2. You have not identified topics that are valuable to your readers.

First, decide who your audience is. Are you blogging for your end customers? Or the retail buyers who place wholesale orders? Are you blogging for both? Figuring out whom you’re writing for is a crucial step to starting a successful blog. If you already have a blog in place, see what types of posts inspire comments and questions. If readers raised some interesting points in comments to one of your posts, for example, use them as fodder for the topic of your next post. If you’re just starting your blog, brainstorm ideas. What are your readers really interested in? One topic suggestion to get you started? Product backstories. Retail buyers and end customers alike often want to feel that they are participating in a story when they make a purchase. For wholesale customers, these stories can help their own sales efforts in turn. Keep in mind thatany stories involving your business specifically (e.g. new hires or strategic decisions) need to be relevant for your customers. If they aren’t, don’t post them.

3. You are not presenting your content in a straightforward way.

Blog readers tend to consume information quickly and have short attention spans. Get to the point and make it clear. For starters, make sure you are using clearly worded titles for all of your blog posts. Lists, section headings, and liberal use of paragraph breaks are also greatly appreciated by readers.

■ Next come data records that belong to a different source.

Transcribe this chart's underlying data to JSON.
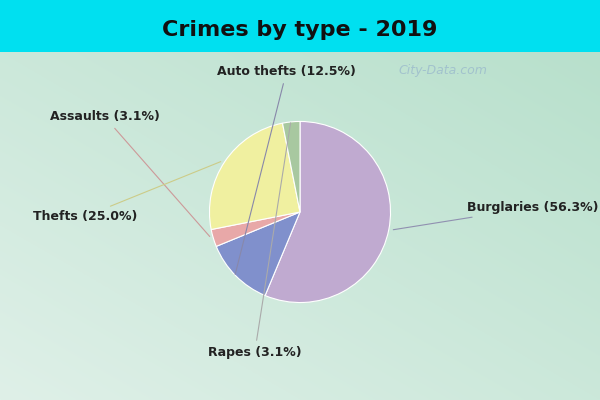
{
  "title": "Crimes by type - 2019",
  "slices": [
    {
      "label": "Burglaries",
      "pct": 56.3,
      "color": "#c0aad0"
    },
    {
      "label": "Auto thefts",
      "pct": 12.5,
      "color": "#8090cc"
    },
    {
      "label": "Assaults",
      "pct": 3.1,
      "color": "#e8a8a8"
    },
    {
      "label": "Thefts",
      "pct": 25.0,
      "color": "#f0f0a0"
    },
    {
      "label": "Rapes",
      "pct": 3.1,
      "color": "#a8c8a0"
    }
  ],
  "bg_top": "#00e0f0",
  "bg_bottom": "#00e0f0",
  "bg_inner_tl": "#c8e8d8",
  "bg_inner_br": "#e8f4ee",
  "title_fontsize": 16,
  "label_fontsize": 9,
  "watermark": "City-Data.com",
  "title_bar_height": 0.13
}
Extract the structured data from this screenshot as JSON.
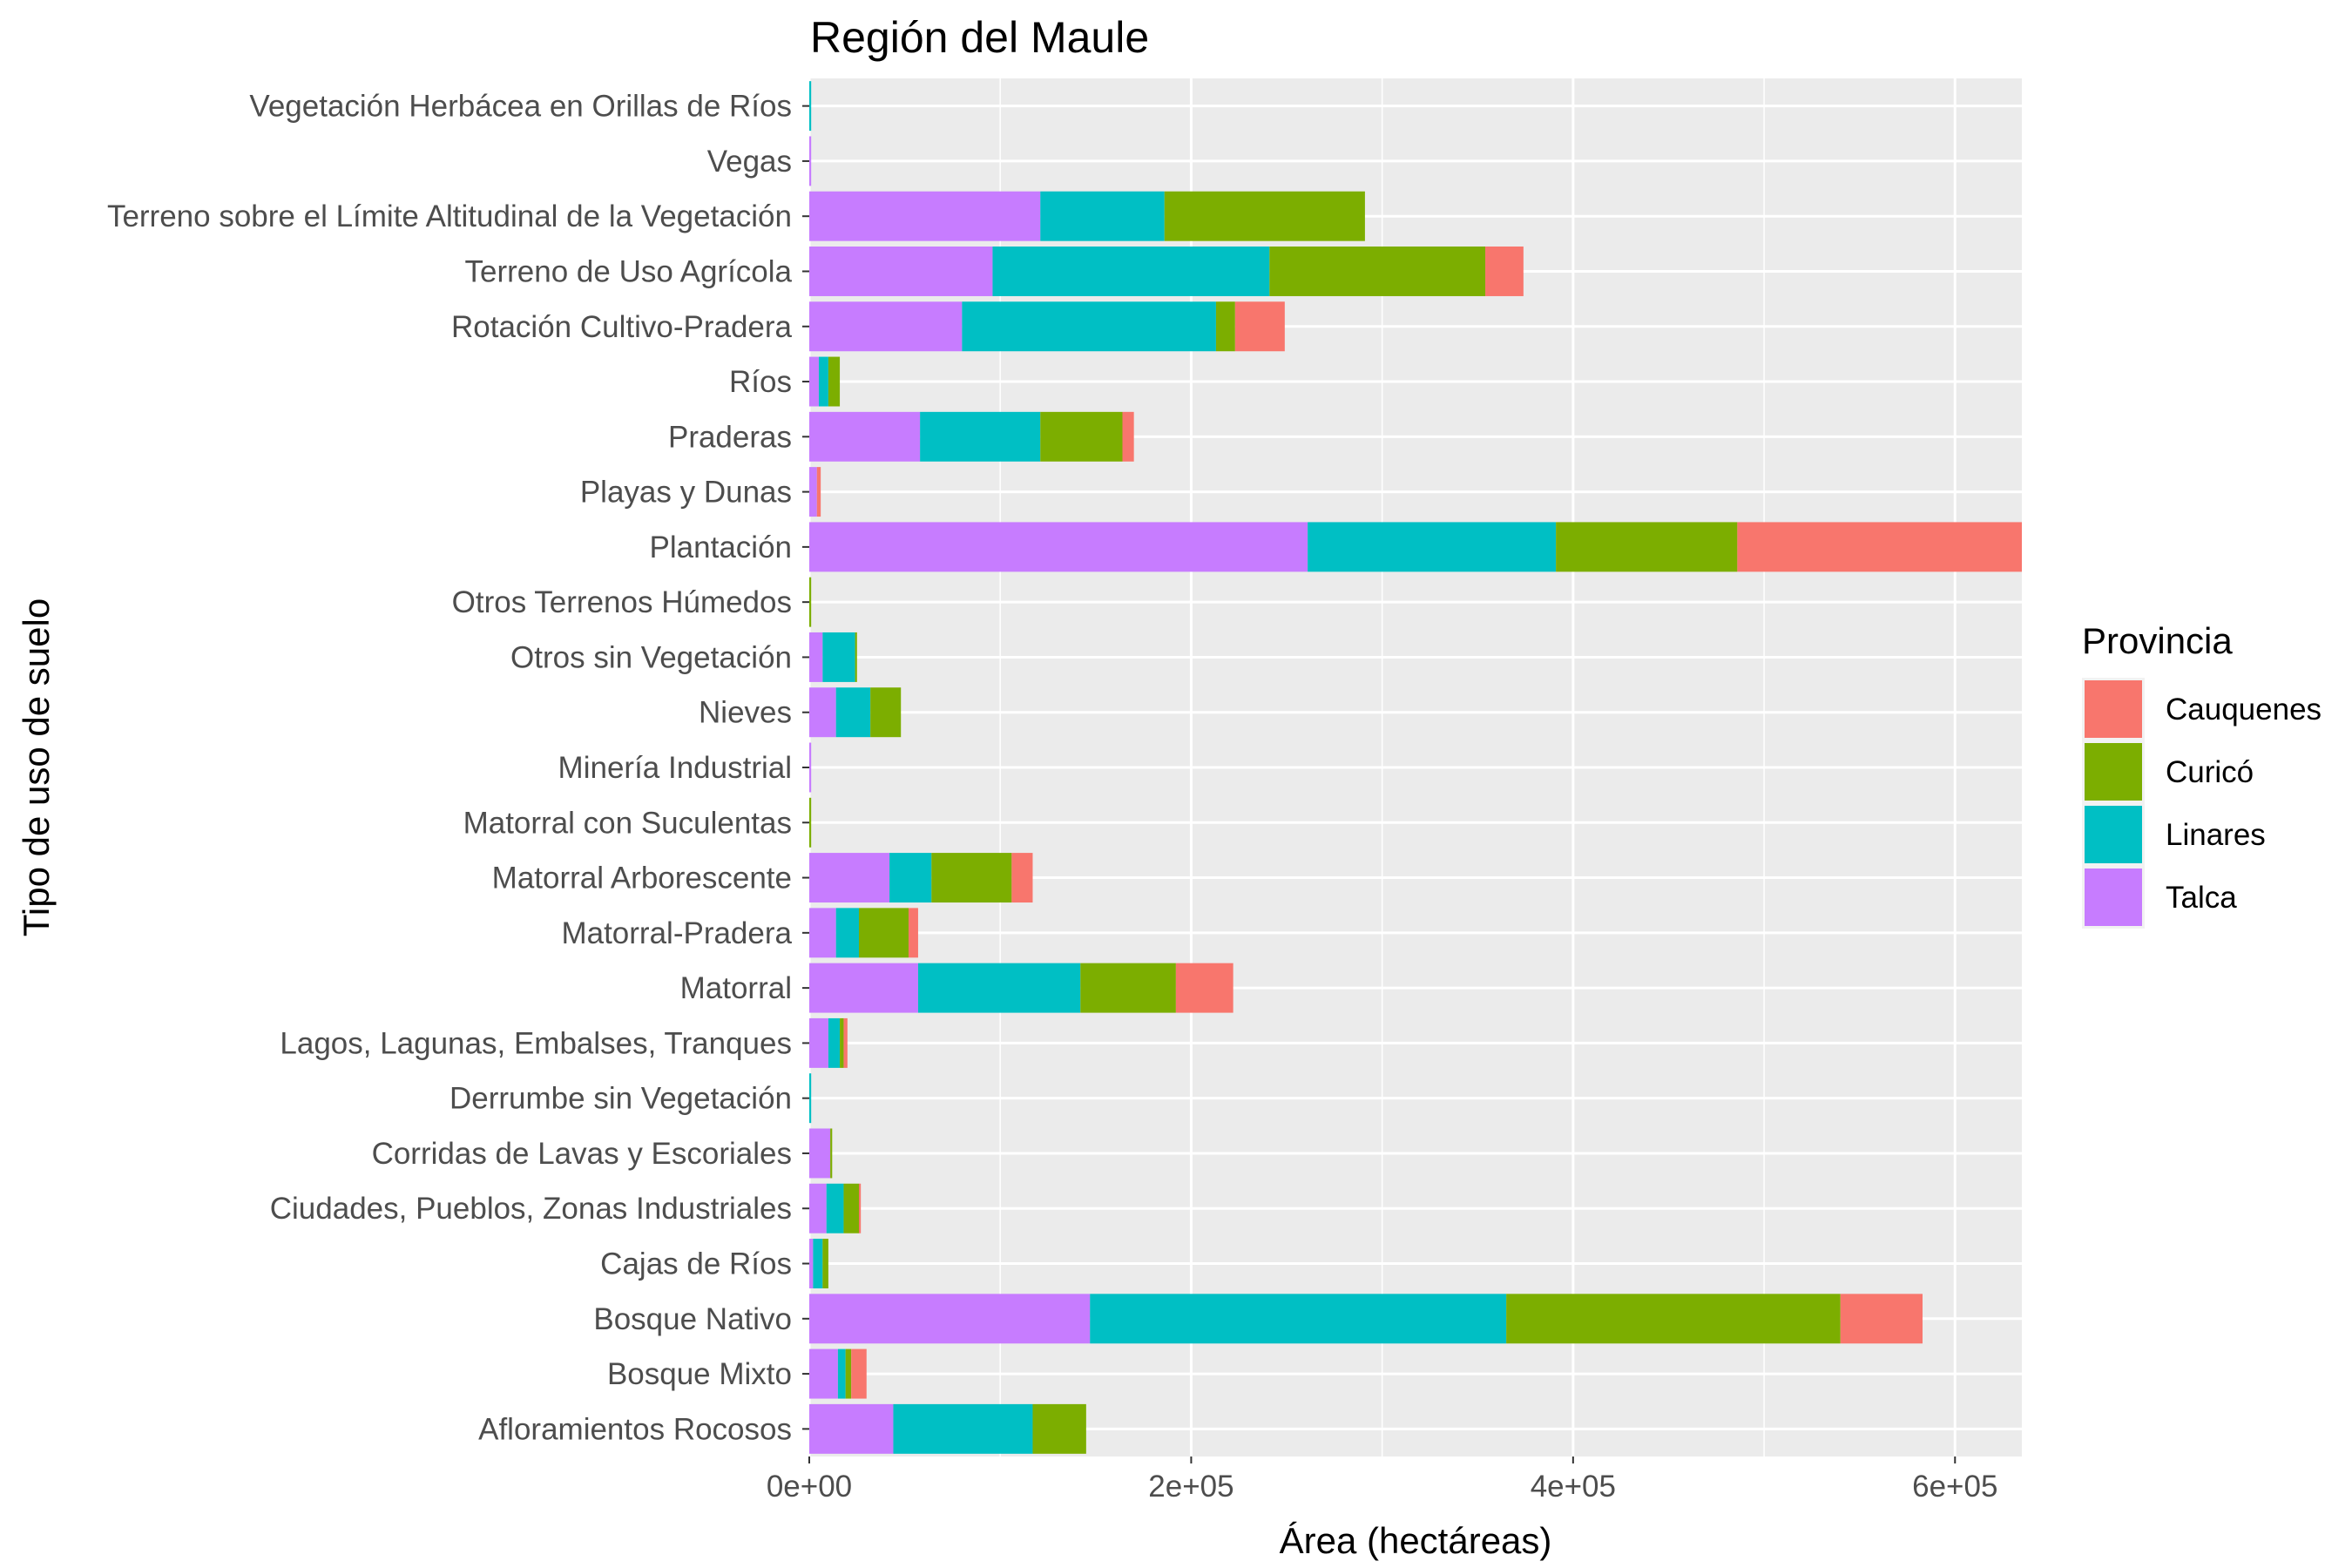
{
  "chart_data": {
    "type": "bar",
    "orientation": "horizontal",
    "stacked": true,
    "title": "Región del Maule",
    "xlabel": "Área (hectáreas)",
    "ylabel": "Tipo de uso de suelo",
    "xlim": [
      0,
      635000
    ],
    "xticks": [
      0,
      200000,
      400000,
      600000
    ],
    "xtick_labels": [
      "0e+00",
      "2e+05",
      "4e+05",
      "6e+05"
    ],
    "grid": true,
    "legend": {
      "title": "Provincia",
      "position": "right"
    },
    "categories": [
      "Afloramientos Rocosos",
      "Bosque Mixto",
      "Bosque Nativo",
      "Cajas de Ríos",
      "Ciudades, Pueblos, Zonas Industriales",
      "Corridas de Lavas y Escoriales",
      "Derrumbe sin Vegetación",
      "Lagos, Lagunas, Embalses, Tranques",
      "Matorral",
      "Matorral-Pradera",
      "Matorral Arborescente",
      "Matorral con Suculentas",
      "Minería Industrial",
      "Nieves",
      "Otros sin Vegetación",
      "Otros Terrenos Húmedos",
      "Plantación",
      "Playas y Dunas",
      "Praderas",
      "Ríos",
      "Rotación Cultivo-Pradera",
      "Terreno de Uso Agrícola",
      "Terreno sobre el Límite Altitudinal de la Vegetación",
      "Vegas",
      "Vegetación Herbácea en Orillas de Ríos"
    ],
    "stack_order": [
      "Talca",
      "Linares",
      "Curicó",
      "Cauquenes"
    ],
    "series": [
      {
        "name": "Cauquenes",
        "color": "#F8766D",
        "values": [
          0,
          8000,
          43000,
          0,
          1000,
          0,
          0,
          2000,
          30000,
          5000,
          11000,
          0,
          0,
          0,
          0,
          0,
          150000,
          2000,
          6000,
          0,
          26000,
          20000,
          0,
          0,
          0
        ]
      },
      {
        "name": "Curicó",
        "color": "#7CAE00",
        "values": [
          28000,
          3000,
          175000,
          3000,
          8000,
          1000,
          0,
          2000,
          50000,
          26000,
          42000,
          1000,
          0,
          16000,
          1000,
          1000,
          95000,
          0,
          43000,
          6000,
          10000,
          113000,
          105000,
          0,
          0
        ]
      },
      {
        "name": "Linares",
        "color": "#00BFC4",
        "values": [
          73000,
          4000,
          218000,
          5000,
          9000,
          0,
          1000,
          6000,
          85000,
          12000,
          22000,
          0,
          0,
          18000,
          17000,
          0,
          130000,
          0,
          63000,
          5000,
          133000,
          145000,
          65000,
          0,
          1000
        ]
      },
      {
        "name": "Talca",
        "color": "#C77CFF",
        "values": [
          44000,
          15000,
          147000,
          2000,
          9000,
          11000,
          0,
          10000,
          57000,
          14000,
          42000,
          0,
          1000,
          14000,
          7000,
          0,
          261000,
          4000,
          58000,
          5000,
          80000,
          96000,
          121000,
          1000,
          0
        ]
      }
    ]
  }
}
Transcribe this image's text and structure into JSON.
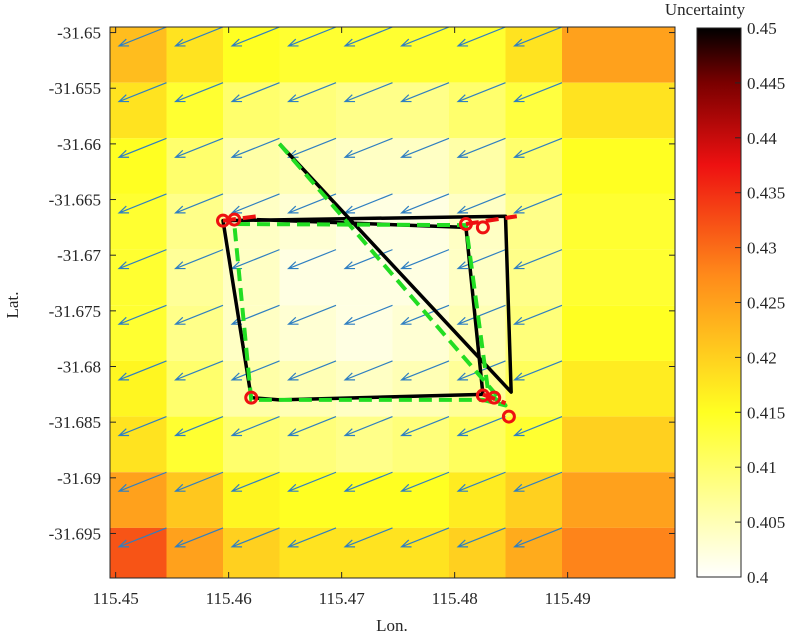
{
  "chart_data": {
    "type": "heatmap",
    "title": "",
    "xlabel": "Lon.",
    "ylabel": "Lat.",
    "xlim": [
      115.4495,
      115.4995
    ],
    "ylim": [
      -31.699,
      -31.6495
    ],
    "x_ticks": [
      "115.45",
      "115.46",
      "115.47",
      "115.48",
      "115.49"
    ],
    "x_tick_values": [
      115.45,
      115.46,
      115.47,
      115.48,
      115.49
    ],
    "y_ticks": [
      "-31.65",
      "-31.655",
      "-31.66",
      "-31.665",
      "-31.67",
      "-31.675",
      "-31.68",
      "-31.685",
      "-31.69",
      "-31.695"
    ],
    "y_tick_values": [
      -31.65,
      -31.655,
      -31.66,
      -31.665,
      -31.67,
      -31.675,
      -31.68,
      -31.685,
      -31.69,
      -31.695
    ],
    "colorbar": {
      "label": "Uncertainty",
      "range": [
        0.4,
        0.45
      ],
      "ticks": [
        "0.4",
        "0.405",
        "0.41",
        "0.415",
        "0.42",
        "0.425",
        "0.43",
        "0.435",
        "0.44",
        "0.445",
        "0.45"
      ],
      "tick_values": [
        0.4,
        0.405,
        0.41,
        0.415,
        0.42,
        0.425,
        0.43,
        0.435,
        0.44,
        0.445,
        0.45
      ],
      "colormap": "hot (reversed)"
    },
    "grid": false,
    "heatmap": {
      "x_edges": [
        115.4495,
        115.4545,
        115.4595,
        115.4645,
        115.4695,
        115.4745,
        115.4795,
        115.4845,
        115.4895,
        115.4995
      ],
      "y_edges": [
        -31.6495,
        -31.6545,
        -31.6595,
        -31.6645,
        -31.6695,
        -31.6745,
        -31.6795,
        -31.6845,
        -31.6895,
        -31.6945,
        -31.699
      ],
      "values": [
        [
          0.422,
          0.418,
          0.415,
          0.414,
          0.414,
          0.414,
          0.414,
          0.418,
          0.425
        ],
        [
          0.418,
          0.414,
          0.41,
          0.409,
          0.408,
          0.408,
          0.41,
          0.413,
          0.418
        ],
        [
          0.415,
          0.41,
          0.406,
          0.405,
          0.404,
          0.404,
          0.406,
          0.41,
          0.415
        ],
        [
          0.414,
          0.408,
          0.404,
          0.403,
          0.402,
          0.402,
          0.404,
          0.408,
          0.414
        ],
        [
          0.414,
          0.407,
          0.404,
          0.402,
          0.402,
          0.402,
          0.404,
          0.408,
          0.414
        ],
        [
          0.414,
          0.408,
          0.404,
          0.403,
          0.402,
          0.403,
          0.405,
          0.409,
          0.415
        ],
        [
          0.416,
          0.41,
          0.406,
          0.405,
          0.404,
          0.405,
          0.407,
          0.411,
          0.417
        ],
        [
          0.418,
          0.414,
          0.41,
          0.409,
          0.408,
          0.409,
          0.411,
          0.414,
          0.42
        ],
        [
          0.425,
          0.421,
          0.416,
          0.415,
          0.415,
          0.415,
          0.417,
          0.42,
          0.425
        ],
        [
          0.432,
          0.425,
          0.42,
          0.418,
          0.418,
          0.418,
          0.42,
          0.424,
          0.428
        ]
      ]
    },
    "vector_field": {
      "x": [
        115.4495,
        115.4545,
        115.4595,
        115.4645,
        115.4695,
        115.4745,
        115.4795,
        115.4845,
        115.4895
      ],
      "y": [
        -31.6495,
        -31.6545,
        -31.6595,
        -31.6645,
        -31.6695,
        -31.6745,
        -31.6795,
        -31.6845,
        -31.6895,
        -31.6945
      ],
      "dx": -0.0042,
      "dy": -0.0017,
      "color": "#2f7fc1"
    },
    "series": [
      {
        "type": "line",
        "style": "solid",
        "color": "#000000",
        "points": [
          [
            115.4645,
            -31.66
          ],
          [
            115.485,
            -31.6823
          ],
          [
            115.4845,
            -31.6665
          ],
          [
            115.4595,
            -31.6669
          ],
          [
            115.462,
            -31.6828
          ],
          [
            115.4645,
            -31.683
          ],
          [
            115.4825,
            -31.6825
          ],
          [
            115.481,
            -31.6675
          ],
          [
            115.4625,
            -31.6668
          ]
        ]
      },
      {
        "type": "line",
        "style": "dashed",
        "color": "#22dd22",
        "points": [
          [
            115.4645,
            -31.66
          ],
          [
            115.4845,
            -31.6835
          ],
          [
            115.4825,
            -31.683
          ],
          [
            115.462,
            -31.683
          ],
          [
            115.4605,
            -31.6672
          ],
          [
            115.481,
            -31.6673
          ],
          [
            115.483,
            -31.6825
          ],
          [
            115.4845,
            -31.6835
          ]
        ]
      },
      {
        "type": "line",
        "style": "dashed",
        "color": "#ee1111",
        "points": [
          [
            115.4595,
            -31.6669
          ],
          [
            115.4625,
            -31.6665
          ]
        ]
      },
      {
        "type": "line",
        "style": "dashed",
        "color": "#ee1111",
        "points": [
          [
            115.481,
            -31.6672
          ],
          [
            115.4855,
            -31.6665
          ]
        ]
      },
      {
        "type": "line",
        "style": "dashed",
        "color": "#ee1111",
        "points": [
          [
            115.4825,
            -31.6825
          ],
          [
            115.4845,
            -31.6833
          ]
        ]
      },
      {
        "type": "scatter",
        "color": "#ee1111",
        "marker": "circle-open",
        "points": [
          [
            115.4595,
            -31.6669
          ],
          [
            115.4605,
            -31.6668
          ],
          [
            115.481,
            -31.6672
          ],
          [
            115.4825,
            -31.6675
          ],
          [
            115.462,
            -31.6828
          ],
          [
            115.4825,
            -31.6826
          ],
          [
            115.4835,
            -31.6828
          ],
          [
            115.4848,
            -31.6845
          ]
        ]
      }
    ]
  }
}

4. You are not adding your own “personality” to posts.

Blog readers derive value not only from content you create, but also your point of view. For a real-life example, see BoostedBoards’ blog post on their opinions about skateboard design, as well as how they select electric skateboard parts and test them. (The post is also a good example of a product backstory, incidentally.) From that post alone, readers can get a feel for the amount of technical expertise behind the brand, and their dedication to “getting it right.”

5. You are not promoting your blog posts via social media, email, and other distribution channels.

You should not expect readers to remember to visit your blog to check for new content. You can, however, reasonably expect them to check their email and view social media platforms like LinkedIn or Facebook regularly. Make sure you are letting your readers know each time you publish a new post by announcing it on your social media platforms, and send email notifications to those readers who’ve agreed to receive email updates. Find other ways to distribute and “amplify” your content. Have great images? Pin them on Pinterest with a link to the post. You can also syndicate your blog posts on other sites. Remember, finally, that you will never go wrong by monitoring and responding to comments from your readers.  Ask for feedback early and often.